The increasingly bitter dispute over university pensions marks a seminal moment for UK higher education that will lead to further demands to tackle casualisation and marketisation in the sector, academics say.
After 14 days of escalating strike action at 65 universities over plans to cut the element of the University Superannuation Scheme that guarantees members a certain level of income in retirement, debate is already widening from pensions to the state of British universities as a whole.
In particular, concern has focused on the use of fixed-term and hourly paid contracts in UK higher education, and universities are likely to face continuing pressure to address this issue, however the pensions dispute is concluded, according to academics.
Catherine Oakley, a postdoctoral research fellow studying work and health at the University of Leeds, highlighted that employees on casual contracts had been hit “particularly hard by the prospect of lost income during strike days”.
“The majority recognise that this dispute is about the erosion of employee rights and working conditions across the sector more broadly,” said Dr Oakley, co-founder of an activist platform called The Academic Precariat. “The attack on pensions is consistent with institutional offloading of risk on to staff through casual contracts.”
In a report released earlier this month, the University and College Union estimated that UK universities used hourly paid lecturers to deliver between 15 and 40 per cent of their teaching, with an average of 27 per cent, although official data are yet to be released.
A 2016 study by the union claimed that more than half of all academic staff at UK higher education institutions were on “insecure” contracts, but these figures were disputed by employers.
Gregor Gall, professor of industrial relations at the University of Bradford, said that it was “common in industrial disputes over one particular issue for other more latent issues to come forcefully to the surface”. Conflict between employers and workers “allows the time and opportunity for reflection and rumination, where with a heightened sense of oppositional consciousness, workers start making links between issues and seeing a ‘bigger picture’”, he said.

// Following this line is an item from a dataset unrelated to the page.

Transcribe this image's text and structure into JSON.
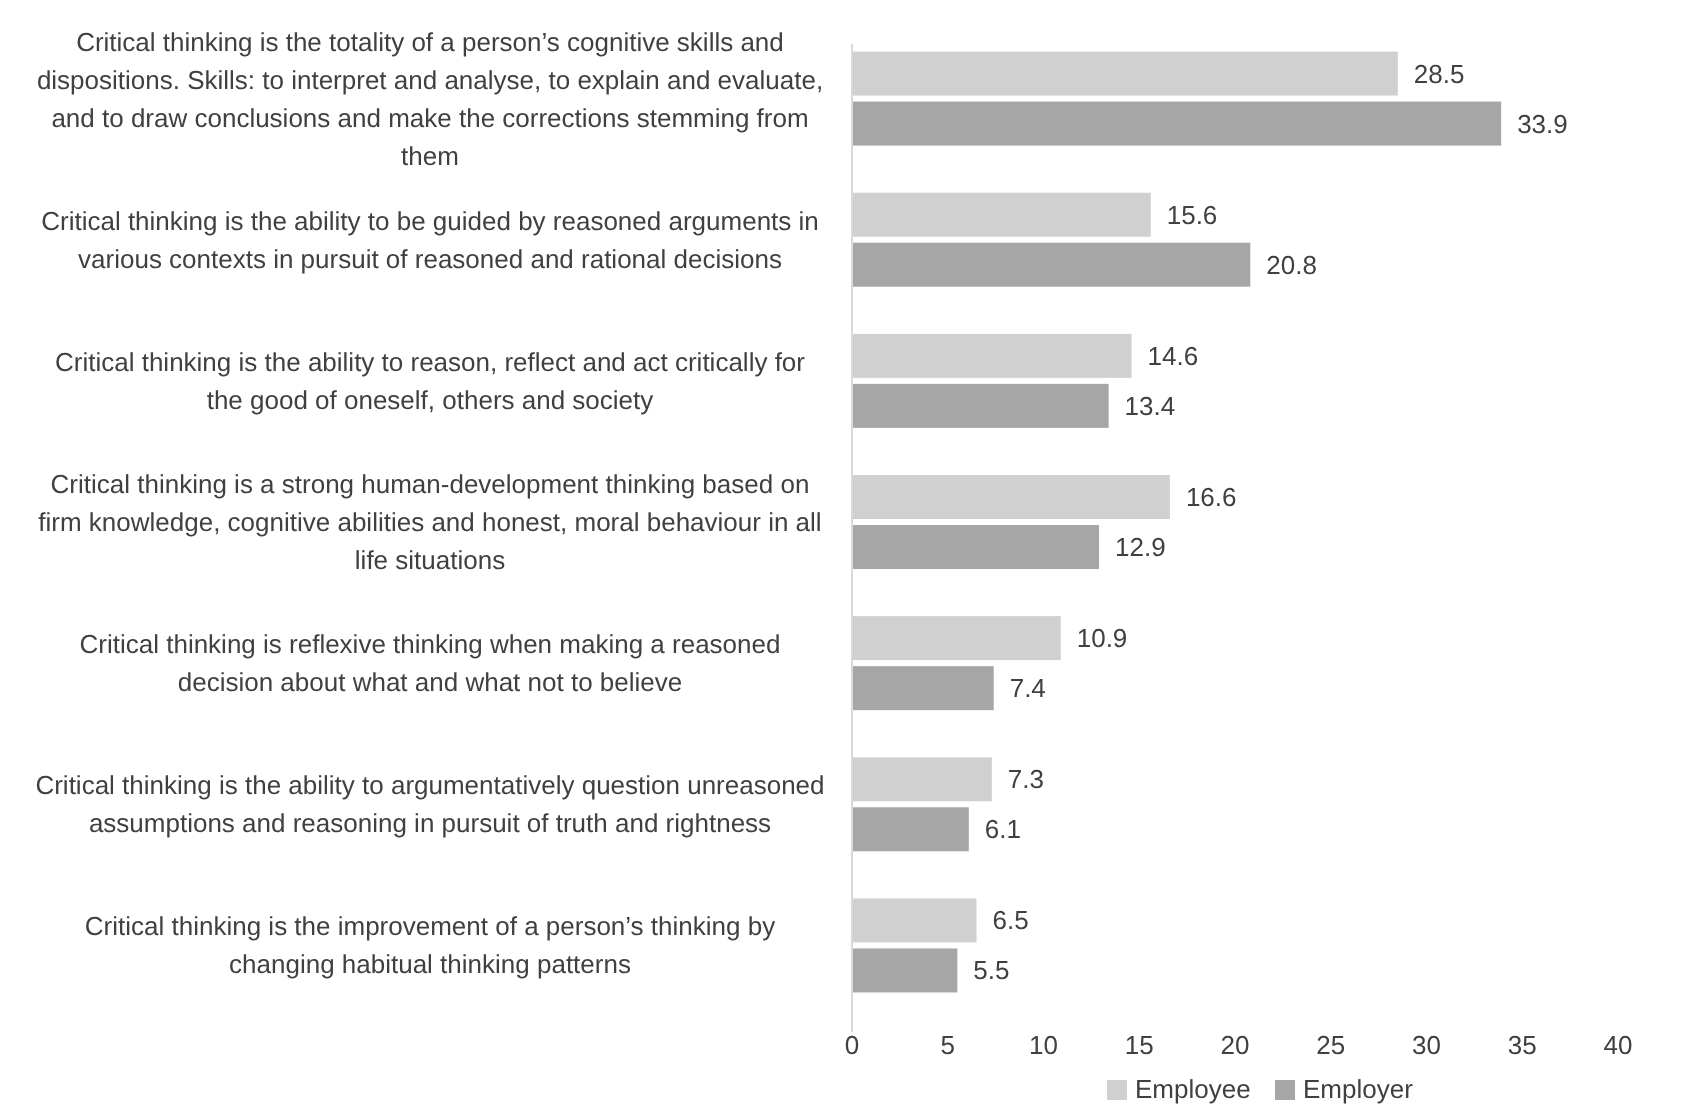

“In the case of the USS pensions dispute,?the issue that sparked the dispute is seen as emblematic of the lamentable?general direction universities are going in, whether it is called marketisation or neoliberalisation,” Professor Gall said. “Here is where the issue of casualisation fits in as, with the ideology and increased competition between institutions, pressure is generated to drive down costs where they can be driven down.
“Those entering the academic workforce and those on its periphery are the softest targets here. Hence the widespread use of casualisation.”
Union leaders are due to announce further strike dates in the dispute over the future of the USS, expected to coincide with institutions’ exam and assessment periods.
This comes after UCU members vetoed a deal struck by employers and union leaders that would have ended the dispute. This would have protected defined benefits for three years, guaranteeing retirees a set level of income, but in return for an increase in contributions.
Jonathan White, bargaining policy and negotiations official at the union, argued that, whatever the outcome, UK higher education would never be the same again.
“I’ve been talking to people at the picket line who have never been on strike before. [They’re] talking about it being a ‘transformative moment’ – a moment after which they will never be able to look at their management again in the same way,”?he?said.
Sally Hunt, UCU’s general secretary, added: “The genie is out of the bottle now, and universities can choose to work with us or face growing campaigns for job security.”